Speed of Delivery and phantom productivity metrics

The OnProductManagement blog peaked my interest with this entry (http://bit.ly/fItET). In the blog, Alan discusses the mandates that most VPs of Engineering are faced with. The point of the article is to look for a similar mandate for Product Management, but I'd like to focus on the engineering mandates. The first of these is "Increase Speed of Delivery".

Measuring the productivity of software developers is a complicated undertaking and it may not be exactly the same thing as "Speed of Delivery". There is a wide range of opinions on what constitutes productivity. Productivity of a team is likely more important that the productivity of an individual. So let's examine some thoughts on performance measurement and how it might be considered in a real-world example.

Raganwald, in his blog entry (http://bit.ly/cv6pJ), captures some thoughts on the difficulties of measuring productivity and the inaccuracies of the measurements. There are two ends of the continuum when it comes to measuring productivity: Engineering measurements and Profitability measurements. Engineering measurements are too specific to address the full spectrum of developer productivity, but as a concept it gets at the core thought that productivity is a function of how much material a programmer generates, or how much "work" s/he accomplishes. Profitability measurement views productivity as a function of business output, regardless of how much work is completed. I discussed these in a little more detail here (http://bit.ly/43NFGw)

Formulating the idea and then translating that idea into code are the dual components of a productive software development process. Profitability addresses the shortcomings in the first part. Many times, software development teams are working with badly formulated ideas. Cranking out code at a furious pace only to find they are solving the wrong problem. When profitability suffers, the productivity of the software development team is diminished.

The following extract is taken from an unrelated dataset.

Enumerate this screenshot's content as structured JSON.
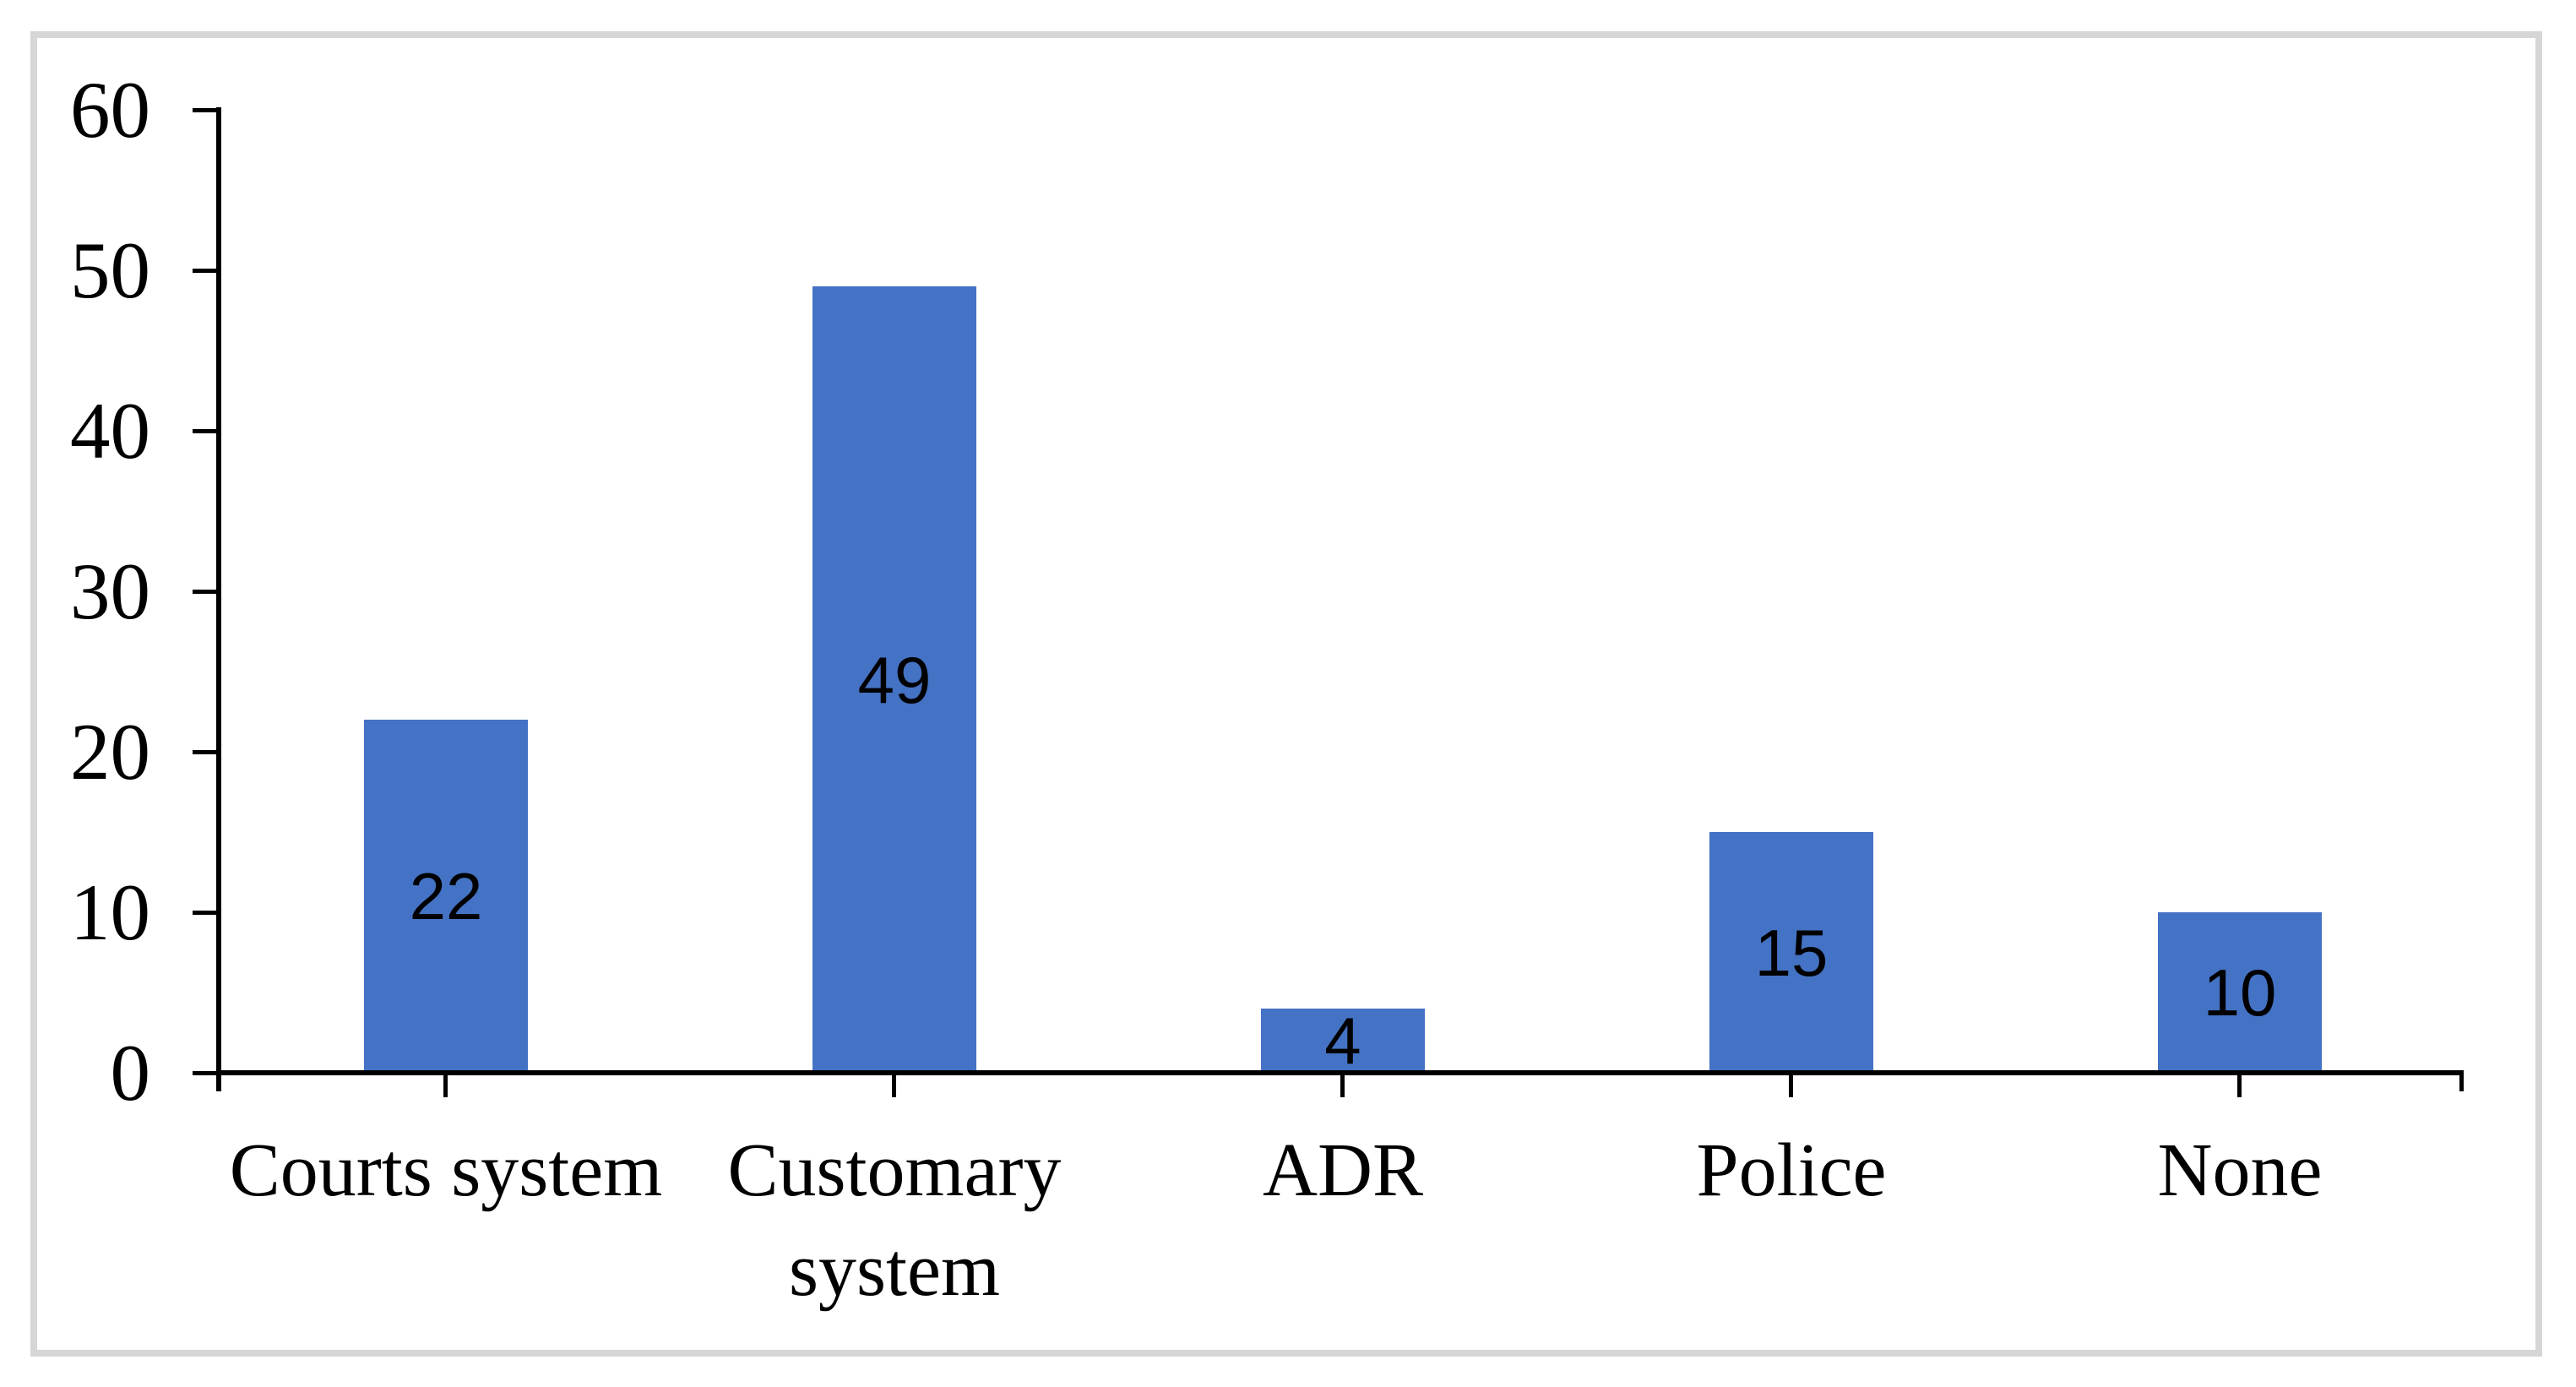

Translating the ideas into code is fundamentally an engineering problem. But what does management mean when it mandates "Increase the speed of delivery"? Obviously, higher-level management is interested in engineering's capabilities to generate artifacts that can yield a return. It's impossible to turn an engineering metric into something useful if the formulation isn't mature enough to feed useful ideas to the engineers. Then it's a matter of turning those ideas into software. The ideas become "blueprints", the blueprints become code, and the code becomes executable, optimized, refactored, deliverable software.

Recently, for an application I was working on, the product backlog contained two features to be scheduled for the next release: "Add OpenOffice integration" and "Create the ability to add multiple emails for a customer record". Superficially, OpenOffice integration seemed much more difficult. Adding multiple emails would be primarily a datamodel problem, with a couple UI changes. OpenOffice integration meant touching the application anywhere our home-brewed word-processor was already utilized, learning the OpenOffice API and designing the entire integration "feature" from scratch.

Both projects took roughly the same amount of time. The OpenOffice integration is flashy and will likely add more customers to the pipeline. Multiple email was requested by a lot of existing customers. It was difficult to implement because of some existing design decisions, took much longer than originally expected and probably will not be notable in the sales efforts.

Metaphorically, the efforts are akin to digging holes in soft sand vs hard packed soil and rock. The programmer working on the OpenOffice integration can create more lines of code, more function points, more ANYTHING by most engineering definitions and will have created more utility for the product and likely created more profit for the company. The programmer doing the multiple emails will have spent most of his time trying to understand existing code, making small changes to existing classes and testing that the changes made in the application did not cause regression defects.

This quote from Joel Spolsky is especially relevant; "Essentially, design adds value faster than it adds cost." (http://bit.ly/KXsVt). This goes hand in hand with the concept of turning ideas into software; it's the ideas that are crucial. For speeding delivery, we're talking about making it easier to do just that. It isn't about productivity while the programmer is banging on his keyboard, it's about the decisions leading up to the point where a Product Manager says "Make this so". Speed of Delivery will depend on the history of decisions up to that point more so than the individual programmer's ability to sling code.